Below, and with Gurton’s sage advice, we unpack the process and benefits of couple’s counselling for friends.

When should friends seek relationship counselling

As Gurton explains, long-term friendships often outlive romantic relationships, and so it’s important to maintain these connections with friends since there is a lot to lose. We’re talking about precious childhood memories, a trusted confidant, and of course, love.

“Long-standing friendships are an important part of our emotional armoury and help us be resilient and enjoy life. But — as in intimate relationships — conflicts can arise but disagreements are more likely to mean the end of a friendship than in a couple, since couples are often more committed to working through to a solution.

“As in a couple, a pair of friends may mutually feel that they don’t want to lose the friendship, yet there is something acting as a block between them, that may be causing them to cool off or even avoid each other. If they are agreed that they have an issue but don’t want to lose each other as friends, then that’s the time to seek professional help.”

What happens in a friendship counselling session

Gurton says there is very little difference between a counselling session for friends, couples, siblings or families. “The aim of the work is to help each person learn to listen so the other can talk, and to become vulnerable in a safe space so they can disclose experiences that have formed them.”

The sessions, particularly those from an Imago therapist, whose approach to relationship work ignores any differences in age, gender orientation or labels, will explore with each person the childhood events that helped shape their adult relationships.

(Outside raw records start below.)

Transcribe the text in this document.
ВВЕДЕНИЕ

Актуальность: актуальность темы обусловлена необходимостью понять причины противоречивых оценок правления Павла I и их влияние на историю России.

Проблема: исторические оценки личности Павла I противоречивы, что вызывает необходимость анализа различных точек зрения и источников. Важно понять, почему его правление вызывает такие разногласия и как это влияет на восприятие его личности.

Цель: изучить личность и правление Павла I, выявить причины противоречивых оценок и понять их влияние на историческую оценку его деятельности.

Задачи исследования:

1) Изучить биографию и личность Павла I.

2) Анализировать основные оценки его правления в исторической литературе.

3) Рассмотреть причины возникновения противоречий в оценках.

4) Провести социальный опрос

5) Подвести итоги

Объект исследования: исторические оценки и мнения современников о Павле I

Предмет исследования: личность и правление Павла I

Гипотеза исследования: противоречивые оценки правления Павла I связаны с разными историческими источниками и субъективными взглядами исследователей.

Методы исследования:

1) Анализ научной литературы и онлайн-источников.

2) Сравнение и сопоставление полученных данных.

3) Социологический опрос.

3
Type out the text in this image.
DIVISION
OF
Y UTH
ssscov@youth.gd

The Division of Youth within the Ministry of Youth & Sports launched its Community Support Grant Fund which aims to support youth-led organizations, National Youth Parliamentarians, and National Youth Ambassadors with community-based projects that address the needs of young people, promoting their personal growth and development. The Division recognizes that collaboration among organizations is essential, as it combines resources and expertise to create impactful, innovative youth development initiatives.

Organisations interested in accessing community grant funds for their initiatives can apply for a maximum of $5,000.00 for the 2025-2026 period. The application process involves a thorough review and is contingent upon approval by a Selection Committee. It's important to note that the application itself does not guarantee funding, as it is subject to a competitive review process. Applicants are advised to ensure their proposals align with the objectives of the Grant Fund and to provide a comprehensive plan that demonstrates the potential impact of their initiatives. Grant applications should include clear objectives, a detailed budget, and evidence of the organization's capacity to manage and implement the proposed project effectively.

“The therapist will hold a safe space where the clients feel confident to explore themselves in the presence of the other. Thus each can learn more about themselves as well as learning about the other, and therefore understand more clearly what’s going on in the relationship and what needs to change to heal the conflict.”

Is the friendship worth saving?

Some friendships fizzle quite naturally while others end for an irreparable disagreement. Sometimes, this is for the best! And it’s something friends will usually discover only when they’ve had time to heal. So, how do you know if your friendship on the fritz is worth repairing? How do you know if you should hold on and work things through, or let go?

As Gurton explains: “There are some friendships that have a definite lifespan. Taking the view that people enter and leave our lives all the time, and some stay a short time and some a long time, helps us to be pragmatic when a friendship comes to an end.

“We know to let a friendship go when we feel it is becoming toxic; when being with that person is upsetting and/or humiliating. It’s more than just having a few arguments, or even having arguments all the time.

“What defines a healthy relationship is the ability to resolve conflicts. A relationship in which there is never a conflict is not automatically healthy. Conflict is growth trying to happen, and is the grit in the pearl that makes the oyster.”

*Imago Relationship Therapy is a form of relationship and couples therapy that focuses on transforming conflict into healing and growth through relational connection.